By Jim Costello on November 13th, 2018
Housing is increasingly unaffordable for many residents of California. Proposition 10, which would have allowed local governments in California to reintroduce elements of rent control, was voted down on November 6th. Defeating this ballot initiative does not address the fundamental issues of affordability, however, and opponents of the free market may come back at this topic in the future.
I am writing this note in a West LA coffee shop and glaring disparities of income are on display. The workers here do not have the same disposable wealth as the clientele pulling up in supercars and showing off their designer gear. Seeing these disparities, one can understand why some people develop a righteous indignation to try to soak property owners.
The challenge, though, is that property owners themselves are not driving up rents, they are simply reacting to what the market allows. California is not building enough housing. From 1975 to 2016, the state of California added 18 million new residents. Over the same time frame, permits were issued for only 6 million new housing units. Rents are growing simply because of the laws of supply and demand.
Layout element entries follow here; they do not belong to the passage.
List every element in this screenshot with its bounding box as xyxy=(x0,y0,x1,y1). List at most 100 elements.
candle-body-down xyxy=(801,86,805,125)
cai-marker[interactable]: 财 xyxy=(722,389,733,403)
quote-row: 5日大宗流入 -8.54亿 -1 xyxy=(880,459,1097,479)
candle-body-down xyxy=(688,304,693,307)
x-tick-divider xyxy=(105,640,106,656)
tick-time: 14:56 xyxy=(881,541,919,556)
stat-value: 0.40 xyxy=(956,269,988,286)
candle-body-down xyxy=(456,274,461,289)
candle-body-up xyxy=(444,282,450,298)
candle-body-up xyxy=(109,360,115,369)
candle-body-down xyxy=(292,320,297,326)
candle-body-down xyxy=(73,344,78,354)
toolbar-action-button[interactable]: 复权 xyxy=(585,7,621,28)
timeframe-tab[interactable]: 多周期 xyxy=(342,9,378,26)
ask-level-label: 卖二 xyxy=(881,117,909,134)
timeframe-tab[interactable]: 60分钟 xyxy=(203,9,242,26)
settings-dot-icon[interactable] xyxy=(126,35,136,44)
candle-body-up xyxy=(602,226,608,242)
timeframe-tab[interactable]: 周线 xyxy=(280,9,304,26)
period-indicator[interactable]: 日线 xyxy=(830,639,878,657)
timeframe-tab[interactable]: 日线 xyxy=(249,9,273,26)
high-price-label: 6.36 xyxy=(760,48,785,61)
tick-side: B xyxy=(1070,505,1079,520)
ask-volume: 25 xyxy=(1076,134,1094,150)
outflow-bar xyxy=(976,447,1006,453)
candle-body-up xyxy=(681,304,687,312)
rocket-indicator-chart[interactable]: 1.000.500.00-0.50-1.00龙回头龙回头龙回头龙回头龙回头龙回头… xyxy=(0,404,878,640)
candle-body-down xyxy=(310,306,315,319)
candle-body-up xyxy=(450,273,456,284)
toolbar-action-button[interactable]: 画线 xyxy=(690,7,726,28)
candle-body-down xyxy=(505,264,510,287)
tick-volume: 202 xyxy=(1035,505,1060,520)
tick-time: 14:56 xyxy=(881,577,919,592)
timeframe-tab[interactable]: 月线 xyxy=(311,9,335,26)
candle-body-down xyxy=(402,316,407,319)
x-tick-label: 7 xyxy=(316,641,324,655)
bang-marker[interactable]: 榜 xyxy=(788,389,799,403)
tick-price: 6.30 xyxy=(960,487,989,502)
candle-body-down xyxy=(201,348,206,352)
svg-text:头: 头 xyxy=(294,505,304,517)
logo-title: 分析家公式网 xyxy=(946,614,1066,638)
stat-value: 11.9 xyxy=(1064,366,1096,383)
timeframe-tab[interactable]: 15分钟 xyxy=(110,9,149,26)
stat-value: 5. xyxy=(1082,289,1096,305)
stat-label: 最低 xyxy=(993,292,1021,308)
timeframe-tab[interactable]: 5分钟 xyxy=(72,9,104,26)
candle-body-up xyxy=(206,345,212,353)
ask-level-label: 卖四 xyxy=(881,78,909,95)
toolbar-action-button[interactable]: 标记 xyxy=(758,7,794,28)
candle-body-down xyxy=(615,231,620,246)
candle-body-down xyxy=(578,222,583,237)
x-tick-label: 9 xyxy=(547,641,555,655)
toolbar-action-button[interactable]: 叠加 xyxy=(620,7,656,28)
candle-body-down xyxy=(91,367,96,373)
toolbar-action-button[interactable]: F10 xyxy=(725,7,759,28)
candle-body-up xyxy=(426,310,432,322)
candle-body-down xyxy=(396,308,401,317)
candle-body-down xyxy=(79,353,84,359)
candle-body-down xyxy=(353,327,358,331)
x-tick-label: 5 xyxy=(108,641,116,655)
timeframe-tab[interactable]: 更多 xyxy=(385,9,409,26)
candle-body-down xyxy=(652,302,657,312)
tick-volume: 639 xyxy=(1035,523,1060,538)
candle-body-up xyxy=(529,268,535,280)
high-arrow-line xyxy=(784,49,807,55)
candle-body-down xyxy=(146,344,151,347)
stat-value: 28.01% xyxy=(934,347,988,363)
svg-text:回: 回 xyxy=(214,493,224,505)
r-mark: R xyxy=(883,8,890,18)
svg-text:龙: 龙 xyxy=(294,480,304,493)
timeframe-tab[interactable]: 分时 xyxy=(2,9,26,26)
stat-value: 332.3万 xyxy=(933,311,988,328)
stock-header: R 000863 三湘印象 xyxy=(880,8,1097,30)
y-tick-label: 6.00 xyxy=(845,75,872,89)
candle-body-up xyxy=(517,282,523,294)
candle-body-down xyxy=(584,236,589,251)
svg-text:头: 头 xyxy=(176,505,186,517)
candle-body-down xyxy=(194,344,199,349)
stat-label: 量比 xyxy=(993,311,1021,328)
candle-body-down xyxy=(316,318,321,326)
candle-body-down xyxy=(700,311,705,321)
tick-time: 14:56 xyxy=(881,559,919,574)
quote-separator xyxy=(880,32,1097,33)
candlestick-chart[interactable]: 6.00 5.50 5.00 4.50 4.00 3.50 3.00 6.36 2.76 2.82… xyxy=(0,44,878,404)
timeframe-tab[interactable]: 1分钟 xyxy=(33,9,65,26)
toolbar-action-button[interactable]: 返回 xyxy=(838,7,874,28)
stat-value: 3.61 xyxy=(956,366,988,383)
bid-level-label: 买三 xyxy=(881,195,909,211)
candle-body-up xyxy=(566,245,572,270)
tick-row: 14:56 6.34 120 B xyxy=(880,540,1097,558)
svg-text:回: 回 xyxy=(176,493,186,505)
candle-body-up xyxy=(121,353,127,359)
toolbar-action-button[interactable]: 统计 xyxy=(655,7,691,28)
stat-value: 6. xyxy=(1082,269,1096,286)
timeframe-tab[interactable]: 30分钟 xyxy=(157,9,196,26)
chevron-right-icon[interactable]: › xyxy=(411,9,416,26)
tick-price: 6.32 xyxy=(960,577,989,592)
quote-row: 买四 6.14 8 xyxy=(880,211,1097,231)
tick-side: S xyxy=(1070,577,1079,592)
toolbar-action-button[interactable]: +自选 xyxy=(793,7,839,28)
Still, the notion that one can build more units to generate affordability falls on deaf ears for most proponents of rent control. For instance, as I write, I see a new tower in the distance by Century City – it was delivered as a luxury rental building with units on offer for more than $10,000 per month. A barista paycheck does not cover that kind of rent.
When developers are bringing assets to market in places like West LA, yes, in the current market they will try to deliver units aimed at higher incomes. If there is money to be made though, developers would build more affordable units. Part of the issue is regulatory barriers.
If a developer has a piece of land and wants to build something, every regulatory hoop they have to clear represents an additional cost to construction. A joint study by the NAHB and the NMHC has shown that these regulatory demands can account for 32% of the cost of building an apartment building in the U.S. Add more hoops and costs, and developers will need to build units only for high-income earners who can pay high rents.
The degree of regulatory barriers varies across the U.S., however. In cities such as Houston and Chicago, where development rules are more permissive, developers can bring a wider mix of units to the market and rents are more affordable relative to average incomes. As rents climb higher so too do property prices and one can see the impact of development restrictions not only in rents but in property prices.
The chart above compares the degree of development restrictiveness across markets relative to trends in property prices. It plots the Wharton Residential Land Use Regulation Index, which tracks challenges of construction across markets, against the compound annual growth rate of apartment property prices as tracked by the RCA CPPI. Markets in the Golden State are highlighted in gold text. Over nearly the last two decades, apartment prices as measured by the RCA CPPI have generally grown faster in markets where developers face more challenges in bringing assets to market.
The mechanism here is simple: as localities limit construction, ongoing growth in apartment demand with limited supply will push up apartment rents. Higher apartment rents will drive up property prices. Owners of existing apartment buildings might look at that chart and think that maybe more development restrictions would be beneficial for them. Limits could be beneficial to a point, but when price and rent growth grow too far, it can generate a backlash as it did here in California with Proposition 10.
The Proposition 10 episode in California is only one battle in the ongoing war for affordable housing. The commercial real estate industry should not rest on this one victory and think that the pitchforks have been put away for good. As rents continue to climb, citizens will get angrier. Among many policies that should be pursued to deliver affordable housing, regulatory barriers can be changed to allow developers to deliver affordable units profitably.